Although we don't believe in timing the market or panicking over market movements, we do like to keep an eye on big changes -- just in case they're material to our investing thesis.

What: Shares of University of Phoenix parent Apollo Group (Nasdaq: APOL) were moving to the head of the class today, gaining as much as 11% in intraday trading after the company announced fiscal third-quarter results.

So what: Here's a good sign that things haven't been going well for Apollo: In the third-quarter "highlights," the company presented revenue and profit totals, but without any comparison with the year-ago results. For the quarter, the trend continued as it has for a while now, with revenue dropping 9% from a year ago and diluted earnings per share slipping 25%. Degree enrollment was down 13% year over year to 346,300.

But as is so often the case, the more important question was how Apollo performed versus the market's expectations. On that report card, it passed with flying colors.
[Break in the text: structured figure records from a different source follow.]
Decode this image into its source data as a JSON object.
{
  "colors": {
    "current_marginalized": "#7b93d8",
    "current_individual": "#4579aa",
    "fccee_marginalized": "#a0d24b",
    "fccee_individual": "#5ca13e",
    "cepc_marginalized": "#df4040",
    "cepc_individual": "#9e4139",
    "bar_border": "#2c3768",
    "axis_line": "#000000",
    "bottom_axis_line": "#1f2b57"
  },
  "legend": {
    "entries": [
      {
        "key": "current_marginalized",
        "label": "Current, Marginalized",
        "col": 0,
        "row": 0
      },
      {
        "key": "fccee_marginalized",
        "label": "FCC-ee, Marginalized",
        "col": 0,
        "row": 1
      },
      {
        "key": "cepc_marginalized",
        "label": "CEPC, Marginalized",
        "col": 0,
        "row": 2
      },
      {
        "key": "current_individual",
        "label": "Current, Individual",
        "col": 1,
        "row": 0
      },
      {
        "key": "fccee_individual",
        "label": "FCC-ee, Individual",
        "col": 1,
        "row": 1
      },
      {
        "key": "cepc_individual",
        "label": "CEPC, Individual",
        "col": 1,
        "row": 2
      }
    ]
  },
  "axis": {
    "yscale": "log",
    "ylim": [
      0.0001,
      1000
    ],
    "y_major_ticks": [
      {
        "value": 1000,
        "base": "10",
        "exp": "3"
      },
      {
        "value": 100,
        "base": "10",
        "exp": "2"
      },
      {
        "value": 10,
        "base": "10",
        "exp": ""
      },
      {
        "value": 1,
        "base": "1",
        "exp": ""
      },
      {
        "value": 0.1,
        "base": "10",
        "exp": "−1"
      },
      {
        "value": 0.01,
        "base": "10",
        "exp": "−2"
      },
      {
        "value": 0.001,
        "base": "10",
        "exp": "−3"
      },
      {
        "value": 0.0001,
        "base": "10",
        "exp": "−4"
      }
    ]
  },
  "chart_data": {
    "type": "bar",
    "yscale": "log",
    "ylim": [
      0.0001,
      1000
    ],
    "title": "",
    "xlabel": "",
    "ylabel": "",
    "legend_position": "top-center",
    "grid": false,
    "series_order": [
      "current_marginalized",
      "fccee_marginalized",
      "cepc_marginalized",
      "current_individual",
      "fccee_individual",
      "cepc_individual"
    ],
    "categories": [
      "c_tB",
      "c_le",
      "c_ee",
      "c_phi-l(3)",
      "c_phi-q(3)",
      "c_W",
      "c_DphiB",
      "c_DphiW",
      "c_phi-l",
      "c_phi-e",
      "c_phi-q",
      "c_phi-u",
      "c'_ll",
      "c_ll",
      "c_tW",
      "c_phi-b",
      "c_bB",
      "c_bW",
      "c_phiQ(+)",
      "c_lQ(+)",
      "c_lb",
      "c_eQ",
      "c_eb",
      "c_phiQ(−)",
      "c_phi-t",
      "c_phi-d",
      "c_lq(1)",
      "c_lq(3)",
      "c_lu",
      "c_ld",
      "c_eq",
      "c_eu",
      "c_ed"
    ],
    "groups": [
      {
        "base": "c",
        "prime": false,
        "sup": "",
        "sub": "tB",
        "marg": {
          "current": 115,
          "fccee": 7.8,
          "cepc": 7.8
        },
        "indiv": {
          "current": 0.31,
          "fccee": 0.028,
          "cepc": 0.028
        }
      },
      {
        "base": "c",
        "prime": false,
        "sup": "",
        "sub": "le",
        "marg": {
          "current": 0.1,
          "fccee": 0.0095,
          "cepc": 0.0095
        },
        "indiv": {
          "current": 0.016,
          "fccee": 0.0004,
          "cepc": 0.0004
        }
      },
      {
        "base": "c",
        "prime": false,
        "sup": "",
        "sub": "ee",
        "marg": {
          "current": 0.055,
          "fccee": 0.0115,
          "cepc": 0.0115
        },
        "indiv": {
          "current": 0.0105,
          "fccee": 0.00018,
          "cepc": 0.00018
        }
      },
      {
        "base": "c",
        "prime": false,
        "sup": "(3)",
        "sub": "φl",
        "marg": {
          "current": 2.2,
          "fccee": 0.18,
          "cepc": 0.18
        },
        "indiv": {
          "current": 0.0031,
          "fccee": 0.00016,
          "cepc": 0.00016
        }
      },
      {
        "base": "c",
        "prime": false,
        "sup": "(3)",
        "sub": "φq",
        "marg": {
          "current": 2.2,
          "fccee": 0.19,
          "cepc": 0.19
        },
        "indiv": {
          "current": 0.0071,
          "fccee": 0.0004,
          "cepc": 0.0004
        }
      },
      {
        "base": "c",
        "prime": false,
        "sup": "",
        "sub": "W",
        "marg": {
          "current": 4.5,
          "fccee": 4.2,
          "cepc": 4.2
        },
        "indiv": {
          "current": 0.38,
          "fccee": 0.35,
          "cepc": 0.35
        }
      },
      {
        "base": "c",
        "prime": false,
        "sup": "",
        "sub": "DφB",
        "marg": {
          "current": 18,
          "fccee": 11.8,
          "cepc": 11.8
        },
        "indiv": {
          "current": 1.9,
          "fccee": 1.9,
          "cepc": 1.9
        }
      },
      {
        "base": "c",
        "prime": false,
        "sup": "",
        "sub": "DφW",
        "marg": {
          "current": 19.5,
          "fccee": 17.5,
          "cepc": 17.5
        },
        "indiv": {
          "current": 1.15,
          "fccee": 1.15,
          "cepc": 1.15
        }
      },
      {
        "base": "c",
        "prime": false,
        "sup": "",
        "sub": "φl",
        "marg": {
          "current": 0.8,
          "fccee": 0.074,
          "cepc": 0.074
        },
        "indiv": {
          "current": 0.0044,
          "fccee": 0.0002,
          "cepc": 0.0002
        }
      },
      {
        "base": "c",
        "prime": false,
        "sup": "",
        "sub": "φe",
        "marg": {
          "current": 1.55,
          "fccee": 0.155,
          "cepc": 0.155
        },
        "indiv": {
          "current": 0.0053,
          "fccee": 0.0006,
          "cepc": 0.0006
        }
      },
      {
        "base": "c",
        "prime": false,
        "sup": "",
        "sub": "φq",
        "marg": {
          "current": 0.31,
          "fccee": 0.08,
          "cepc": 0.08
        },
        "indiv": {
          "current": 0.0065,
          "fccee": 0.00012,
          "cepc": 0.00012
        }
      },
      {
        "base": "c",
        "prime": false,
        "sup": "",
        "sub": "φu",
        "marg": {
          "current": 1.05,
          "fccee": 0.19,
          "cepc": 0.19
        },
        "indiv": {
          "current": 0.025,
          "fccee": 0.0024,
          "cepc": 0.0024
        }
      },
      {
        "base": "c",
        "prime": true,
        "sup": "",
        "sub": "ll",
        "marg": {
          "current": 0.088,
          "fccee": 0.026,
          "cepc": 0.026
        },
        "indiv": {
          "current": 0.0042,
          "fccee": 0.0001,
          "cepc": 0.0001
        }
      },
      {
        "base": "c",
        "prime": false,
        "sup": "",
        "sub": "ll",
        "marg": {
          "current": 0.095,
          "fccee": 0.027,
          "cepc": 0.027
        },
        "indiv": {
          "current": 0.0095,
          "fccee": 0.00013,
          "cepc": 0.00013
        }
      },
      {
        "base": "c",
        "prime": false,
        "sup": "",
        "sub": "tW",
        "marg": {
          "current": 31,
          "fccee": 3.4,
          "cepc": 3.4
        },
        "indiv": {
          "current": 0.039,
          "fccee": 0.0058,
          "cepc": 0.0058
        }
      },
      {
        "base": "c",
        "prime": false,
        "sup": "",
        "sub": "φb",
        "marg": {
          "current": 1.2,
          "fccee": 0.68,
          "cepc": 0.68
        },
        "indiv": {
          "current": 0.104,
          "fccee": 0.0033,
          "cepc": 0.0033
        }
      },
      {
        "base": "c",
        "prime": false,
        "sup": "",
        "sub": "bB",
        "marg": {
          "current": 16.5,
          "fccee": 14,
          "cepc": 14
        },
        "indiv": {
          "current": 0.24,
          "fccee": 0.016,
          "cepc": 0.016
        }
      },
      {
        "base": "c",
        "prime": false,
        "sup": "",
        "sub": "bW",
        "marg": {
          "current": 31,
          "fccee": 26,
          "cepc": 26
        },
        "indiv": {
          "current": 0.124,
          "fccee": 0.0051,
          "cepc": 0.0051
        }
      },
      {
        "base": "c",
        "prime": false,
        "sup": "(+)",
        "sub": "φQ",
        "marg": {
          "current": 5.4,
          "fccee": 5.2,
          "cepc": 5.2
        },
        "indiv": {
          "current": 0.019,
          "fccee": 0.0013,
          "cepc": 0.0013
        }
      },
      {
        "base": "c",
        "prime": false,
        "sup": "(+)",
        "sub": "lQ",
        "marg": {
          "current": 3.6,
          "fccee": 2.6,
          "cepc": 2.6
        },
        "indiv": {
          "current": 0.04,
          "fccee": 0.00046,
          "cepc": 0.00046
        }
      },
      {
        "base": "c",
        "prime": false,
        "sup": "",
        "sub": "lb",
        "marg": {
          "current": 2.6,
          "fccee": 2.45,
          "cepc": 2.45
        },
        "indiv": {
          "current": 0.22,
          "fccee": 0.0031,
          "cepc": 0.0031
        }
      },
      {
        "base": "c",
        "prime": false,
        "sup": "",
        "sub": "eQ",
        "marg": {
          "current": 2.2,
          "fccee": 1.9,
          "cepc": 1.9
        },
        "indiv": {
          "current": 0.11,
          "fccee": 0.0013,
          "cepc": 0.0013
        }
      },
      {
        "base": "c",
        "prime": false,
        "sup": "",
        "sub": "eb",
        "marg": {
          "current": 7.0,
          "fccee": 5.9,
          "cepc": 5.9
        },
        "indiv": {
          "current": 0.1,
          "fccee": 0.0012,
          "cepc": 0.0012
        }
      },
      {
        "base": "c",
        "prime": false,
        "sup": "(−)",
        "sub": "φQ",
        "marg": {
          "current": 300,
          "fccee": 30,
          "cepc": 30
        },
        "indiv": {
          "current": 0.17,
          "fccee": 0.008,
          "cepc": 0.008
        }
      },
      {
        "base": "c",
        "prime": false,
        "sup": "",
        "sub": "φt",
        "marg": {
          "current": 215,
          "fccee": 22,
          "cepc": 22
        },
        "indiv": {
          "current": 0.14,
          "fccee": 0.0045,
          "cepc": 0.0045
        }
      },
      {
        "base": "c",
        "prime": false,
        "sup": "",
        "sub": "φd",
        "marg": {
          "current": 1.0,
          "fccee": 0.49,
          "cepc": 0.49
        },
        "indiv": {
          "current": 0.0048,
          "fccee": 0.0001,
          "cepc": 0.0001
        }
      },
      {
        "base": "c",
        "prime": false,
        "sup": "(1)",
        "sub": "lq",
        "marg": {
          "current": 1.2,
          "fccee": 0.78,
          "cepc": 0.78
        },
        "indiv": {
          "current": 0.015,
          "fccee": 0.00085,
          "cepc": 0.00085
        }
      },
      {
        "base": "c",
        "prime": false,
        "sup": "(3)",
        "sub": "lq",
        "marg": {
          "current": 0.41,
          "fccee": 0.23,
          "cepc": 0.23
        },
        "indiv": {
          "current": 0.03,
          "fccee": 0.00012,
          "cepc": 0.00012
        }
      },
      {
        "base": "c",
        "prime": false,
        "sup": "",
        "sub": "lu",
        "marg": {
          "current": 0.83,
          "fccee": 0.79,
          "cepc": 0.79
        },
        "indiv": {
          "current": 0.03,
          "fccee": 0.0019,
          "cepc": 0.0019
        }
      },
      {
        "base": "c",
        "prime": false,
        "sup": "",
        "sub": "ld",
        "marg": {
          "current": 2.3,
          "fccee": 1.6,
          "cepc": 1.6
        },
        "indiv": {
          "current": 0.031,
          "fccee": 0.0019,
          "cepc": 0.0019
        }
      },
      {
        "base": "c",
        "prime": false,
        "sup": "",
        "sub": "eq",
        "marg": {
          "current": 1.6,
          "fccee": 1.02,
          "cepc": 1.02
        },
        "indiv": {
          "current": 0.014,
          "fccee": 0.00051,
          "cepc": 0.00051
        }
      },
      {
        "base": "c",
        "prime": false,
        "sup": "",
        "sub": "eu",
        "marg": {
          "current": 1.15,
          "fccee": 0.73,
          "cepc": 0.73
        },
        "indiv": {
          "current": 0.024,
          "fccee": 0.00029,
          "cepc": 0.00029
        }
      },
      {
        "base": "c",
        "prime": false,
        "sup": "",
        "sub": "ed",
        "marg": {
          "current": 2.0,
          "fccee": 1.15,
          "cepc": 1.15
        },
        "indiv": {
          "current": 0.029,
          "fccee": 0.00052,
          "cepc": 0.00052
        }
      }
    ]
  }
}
Adjusted per-share profit of $1.20 was well ahead of the $0.97 Wall Street was looking for. Meanwhile, the company boosted its full-year operating-profit outlook to a range of $700 million to $740 million from a previous range of $625 million to $725 million.

Now what: The trend has not been Apollo's friend in recent years. Regulators have been bearing down on the industry, and students have been increasingly wary of taking on debt to go back to school. It'd be hard to call this quarter's results a turning point, but with shares down significantly year to date, investors may be perfectly happy with a slowing of the decline.